Class 3 or 4 timbers are more suited to internal applications. Some variables that may extend timber life or reduce maintenance is the degree of direct exposure to the elements the timber will experience in the external applications – UV & water are the enemies of timber but if it is used in protected spaces such as under cover or partially concealed – this can dramatically extend the timbers life and reduce maintenance

Other considerations are then defined by the application – such as:

Flooring & decking – the harder the timber the more resistant to damage it is – generally timbers with a Janka rating greater than 10 are considered better wearing and more suited for flooring but softer timbers such as Oak and Victorian Ash are popular as well – but be aware these softer timbers are also more susceptible to damage from furniture, high heels and dropped objects. Any timber with a Janka rating less than 6 is best avoided in flooring applications although it may be perfect for other applications such as walls and furniture.

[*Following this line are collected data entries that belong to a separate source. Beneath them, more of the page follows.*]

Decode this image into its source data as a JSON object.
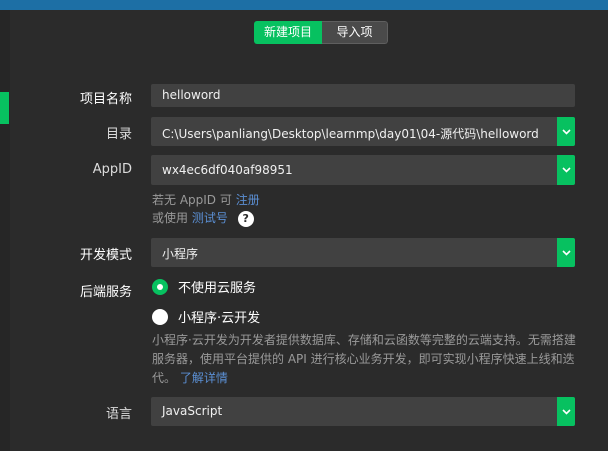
{
  "tabs": {
    "new_project": "新建项目",
    "import_project": "导入项目"
  },
  "form": {
    "name": {
      "label": "项目名称",
      "value": "helloword"
    },
    "directory": {
      "label": "目录",
      "value": "C:\\Users\\panliang\\Desktop\\learnmp\\day01\\04-源代码\\helloword"
    },
    "appid": {
      "label": "AppID",
      "value": "wx4ec6df040af98951",
      "hint_prefix": "若无 AppID 可",
      "hint_link": "注册",
      "hint2_prefix": "或使用",
      "hint2_link": "测试号",
      "help_symbol": "?"
    },
    "dev_mode": {
      "label": "开发模式",
      "value": "小程序"
    },
    "backend": {
      "label": "后端服务",
      "option1": "不使用云服务",
      "option2": "小程序·云开发",
      "description": "小程序·云开发为开发者提供数据库、存储和云函数等完整的云端支持。无需搭建服务器，使用平台提供的 API 进行核心业务开发，即可实现小程序快速上线和迭代。",
      "learn_more": "了解详情"
    },
    "language": {
      "label": "语言",
      "value": "JavaScript"
    }
  },
  "colors": {
    "accent": "#07c160",
    "link": "#5b8fd3",
    "topbar": "#1d6fa5",
    "background": "#2b2b2b",
    "field": "#414141"
  }
}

Cladding & lining boards – generally timber does not need to be as hard for cladding as it does for decking as its not subject to as much physical contact – but if the area is prone to storms consider things like potential hail damage or if there is a lot of bird life, soft timbers like cedar may be prone to attack.

Maintenance – Timber used internally usually requires little maintenance but always check if it will be exposed to UV through windows and doors – in this case use a coating that has good UV rating.

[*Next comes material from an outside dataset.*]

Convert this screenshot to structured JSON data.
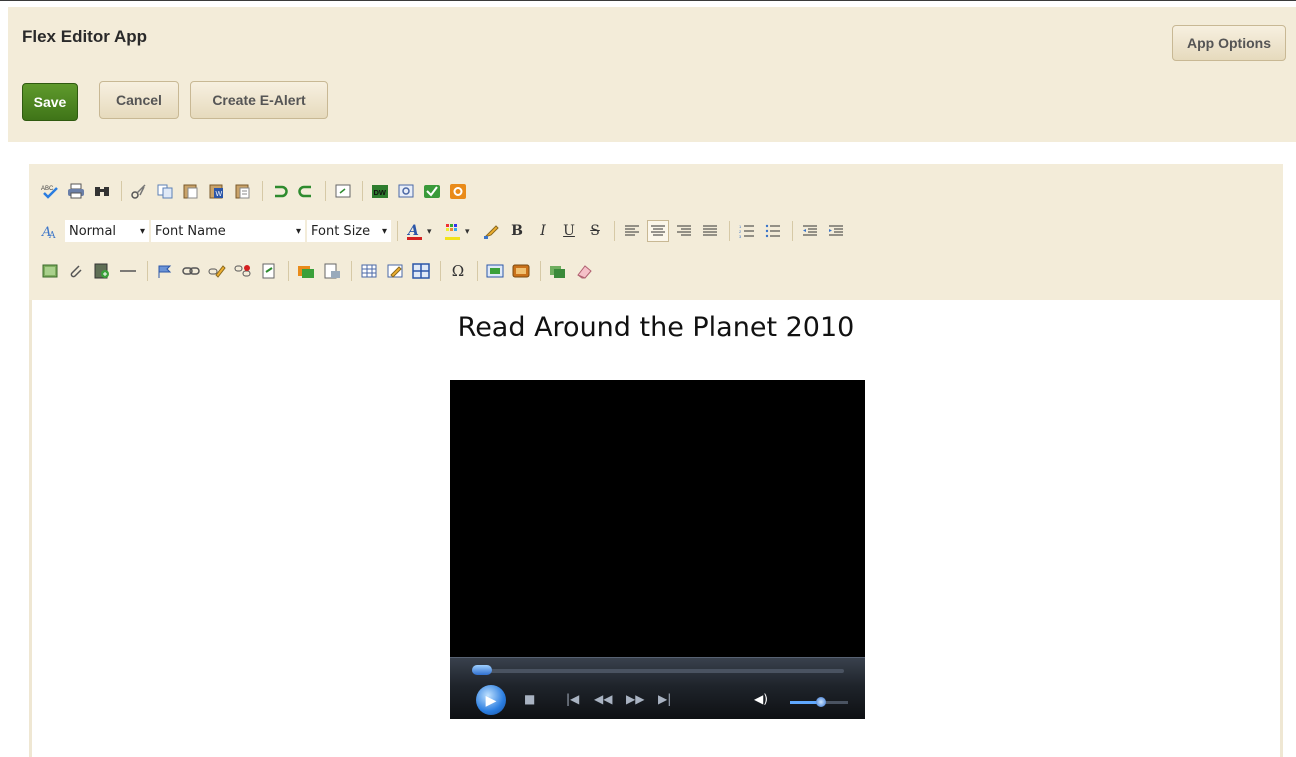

External timbers will require more consideration to minimise maintenance. Even class 1 timbers will age and each species will react differently if not maintained. Some timbers are more prone to surface checking, splintering or grain lift than others which may make them less suitable for decking areas where bare feet are more likely to come in direct contact with the timber.


This refers to the timbers natural resistance to rot and decay when not maintained and is measured on a scale of 1-4 (Above Ground Use).

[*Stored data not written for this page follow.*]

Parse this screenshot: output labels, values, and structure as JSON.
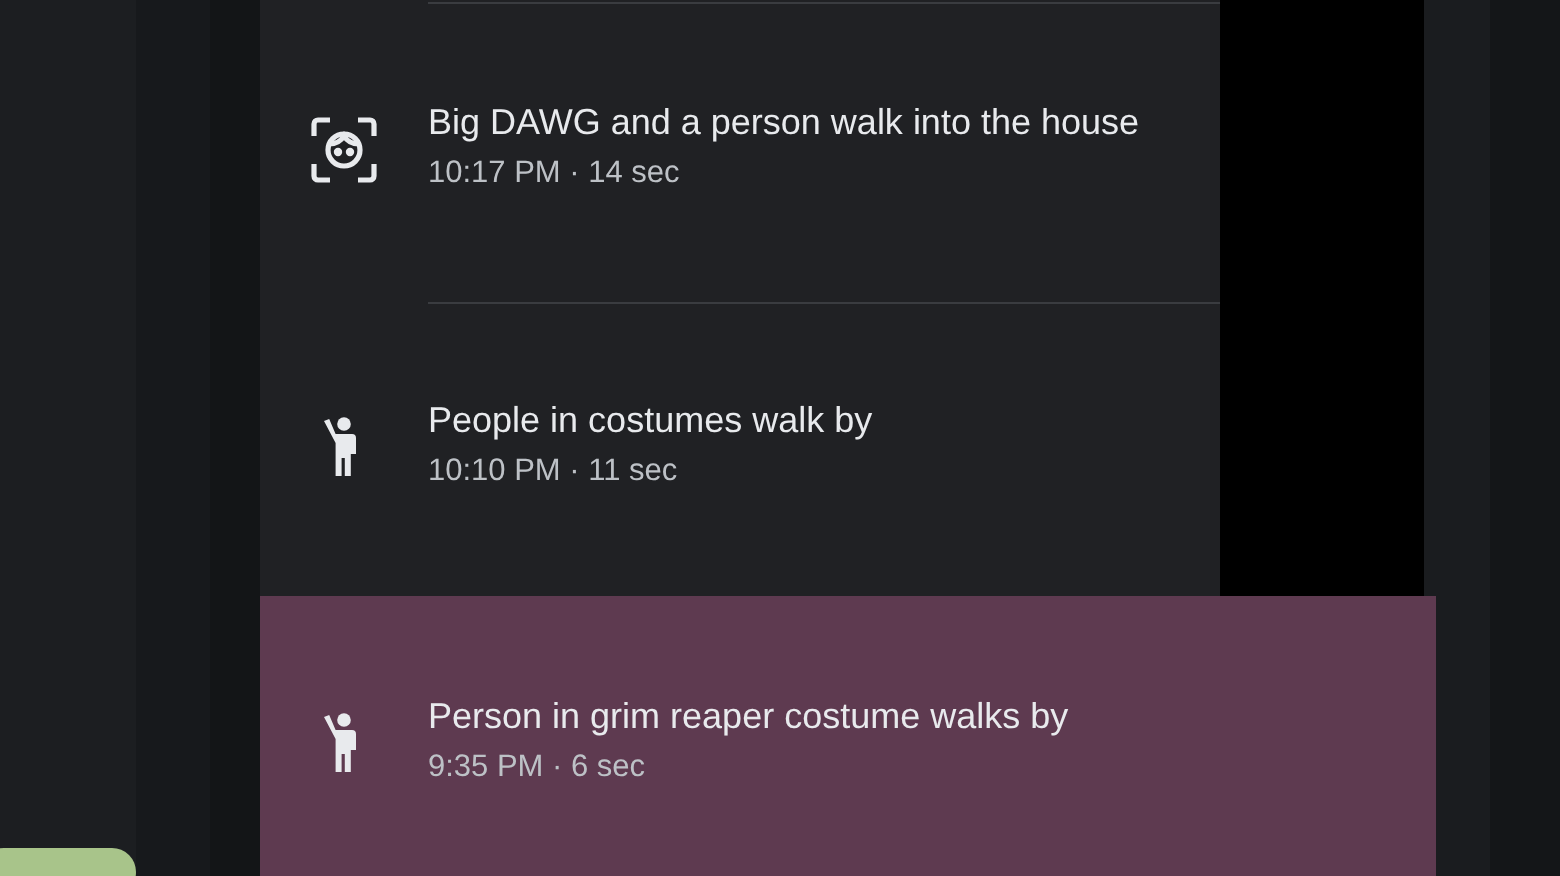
{
  "events": [
    {
      "kind": "face",
      "title": "Big DAWG and a person walk into the house",
      "time": "10:17 PM · 14 sec",
      "selected": false
    },
    {
      "kind": "person",
      "title": "People in costumes walk by",
      "time": "10:10 PM · 11 sec",
      "selected": false
    },
    {
      "kind": "person",
      "title": "Person in grim reaper costume walks by",
      "time": "9:35 PM · 6 sec",
      "selected": true
    }
  ]
}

1- Highly Durable – > 40 years

2 – Reasonably Durable – 15-40 years

3 – Moderately Durable – 7-15 years

4 – Low Durability – 0-7 years

It is more important when relating to external timbers. ITT only recommend class 1 or 2 timbers for external use where exposed to weather

Fire Resistance

Where the building has a Bushfire Attack Level overlay you need to select external timbers that have the appropriate BAL rating. The BAL overlays specify what timber is required to meet the bushfire threat.

Most of our exrtterna hardwoods are rated BAL29 which is the highest rating timber can achieve.

Please refer to your local authorities to determine the requirements

Internally all timbers are classified as Group 3 fire rating under the National Construction Code. Group 1 can be achieved by applying coatings such as Fireshield


There are many beautiful species of timber that have limited availability. Although we can source these on occasion for specific projects we have chosen to only list timbers that are reasonably priced and are commercially available.

If you have specific requirements please contact us.


All timbers we recommend are legally logged in accordance with the source locations environmental standards

Check the timber fact sheets for the level of certification on that specific timber. As a guide – most Australian natives are certified under the PEFC scheme, whilst most exotic timbers will be certified under the FSC scheme.